Nota

amargo .

Mesmo com o seu suposto amor me estraçalhando, mesmo com as suas mentiras me atordoando, eu ainda insisto em ser a sua garota. É extremamente complicado entender o porquê disso, já me falaram em algum tipo de masoquismo e eu já acreditei em algum tipo de feitiço que você me lançou, mas a verdade é que eu nunca encontrei a resposta e, provavelmente, nunca vou encontrar, porque algumas coisas devem permanecer como um mistério – é o rumo natural da vida.

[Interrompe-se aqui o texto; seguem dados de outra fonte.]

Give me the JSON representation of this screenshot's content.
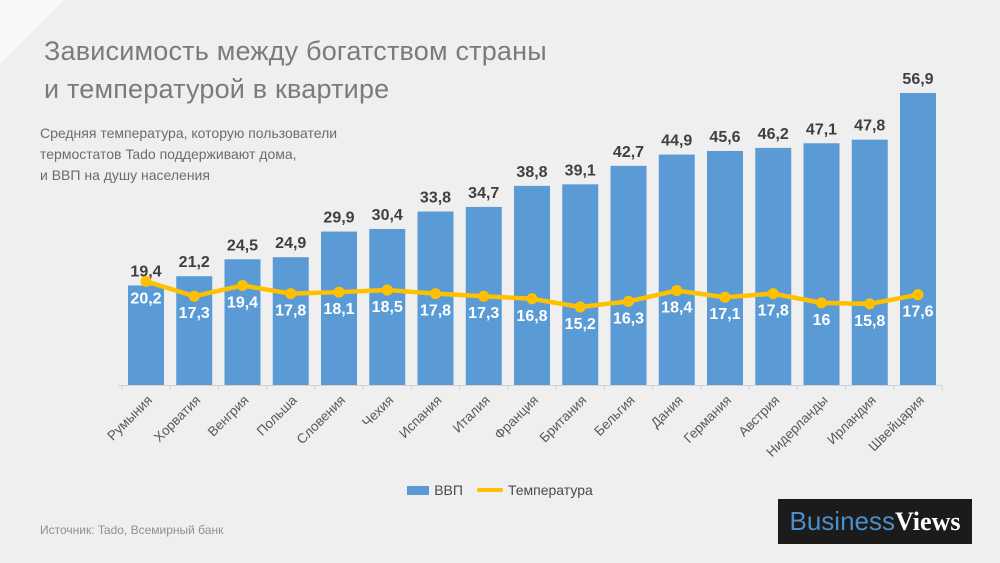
{
  "title": {
    "line1": "Зависимость между богатством страны",
    "line2": "и температурой  в квартире"
  },
  "subtitle": {
    "line1": "Средняя температура,  которую пользователи",
    "line2": "термостатов  Tado поддерживают  дома,",
    "line3": "и ВВП на душу населения"
  },
  "chart_data": {
    "type": "bar",
    "subtype": "bar-line-combo",
    "categories": [
      "Румыния",
      "Хорватия",
      "Венгрия",
      "Польша",
      "Словения",
      "Чехия",
      "Испания",
      "Италия",
      "Франция",
      "Британия",
      "Бельгия",
      "Дания",
      "Германия",
      "Австрия",
      "Нидерланды",
      "Ирландия",
      "Швейцария"
    ],
    "series": [
      {
        "name": "ВВП",
        "type": "bar",
        "color": "#5B9BD5",
        "values": [
          19.4,
          21.2,
          24.5,
          24.9,
          29.9,
          30.4,
          33.8,
          34.7,
          38.8,
          39.1,
          42.7,
          44.9,
          45.6,
          46.2,
          47.1,
          47.8,
          56.9
        ],
        "labels": [
          "19,4",
          "21,2",
          "24,5",
          "24,9",
          "29,9",
          "30,4",
          "33,8",
          "34,7",
          "38,8",
          "39,1",
          "42,7",
          "44,9",
          "45,6",
          "46,2",
          "47,1",
          "47,8",
          "56,9"
        ]
      },
      {
        "name": "Температура",
        "type": "line",
        "color": "#FFC000",
        "values": [
          20.2,
          17.3,
          19.4,
          17.8,
          18.1,
          18.5,
          17.8,
          17.3,
          16.8,
          15.2,
          16.3,
          18.4,
          17.1,
          17.8,
          16,
          15.8,
          17.6
        ],
        "labels": [
          "20,2",
          "17,3",
          "19,4",
          "17,8",
          "18,1",
          "18,5",
          "17,8",
          "17,3",
          "16,8",
          "15,2",
          "16,3",
          "18,4",
          "17,1",
          "17,8",
          "16",
          "15,8",
          "17,6"
        ]
      }
    ],
    "title": "Зависимость между богатством страны и температурой в квартире",
    "xlabel": "",
    "ylabel": "",
    "ylim": [
      0,
      60
    ],
    "grid": false,
    "y_axis_visible": false,
    "value_labels": true,
    "legend_position": "bottom"
  },
  "legend": {
    "items": [
      {
        "label": "ВВП",
        "color": "#5B9BD5",
        "type": "bar"
      },
      {
        "label": "Температура",
        "color": "#FFC000",
        "type": "line"
      }
    ]
  },
  "source": "Источник: Tado, Всемирный банк",
  "logo": {
    "part1": "Business",
    "part2": "Views",
    "part1_color": "#4a8fc7",
    "part2_color": "#ffffff",
    "bg_color": "#1b1b1b"
  },
  "colors": {
    "background": "#efefef",
    "bar": "#5B9BD5",
    "line": "#FFC000",
    "axis": "#d2d2d2"
  }
}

Penso que logo, logo você vai chegar em casa bêbado, com aquele cheiro de cigarros e prostitutas, então eu sinto raiva de você, sinto vontade de pegar as minhas coisas e ir para longe, para qualquer lugar onde eu não encontre seus olhos acinzentados, mas já são seis da manhã – você costuma chegar às cinco – e eu não consigo evitar de pensar se alguma coisa ruim aconteceu contigo, e o meu coração se enche de angústia e preocupação. Devo confessar: pensei em fazer uma oração para que você estivesse bem, mas acho que o mais correto é deixar Deus fazer o que achar melhor, talvez isso seja um presente, não? Se algo te acontecesse, seria um passo para que eu me libertasse dessa coisa doentia que sentimos um pelo outro…

Junto as minhas mãos, mas ao invés de fazer um mantra ou qualquer coisa assim, penso em minha vida sem você. Seria bem melhor, não nego, mas não teria o seu cheiro de bebida, nem os seus cigarros vencidos ou a sua jaqueta preta de couro, não teriam os conselhos de meus amigos nem de meus parentes e nem a minha resposta tão conhecida: “eu o amo”; não teriam as suas músicas altas pela manhã, nem as nossas brigas pelo decorrer do dia, tampouco seus olhos cinzas, seus lábios murchos e o seu sorriso falso. O que seria de mim sem você?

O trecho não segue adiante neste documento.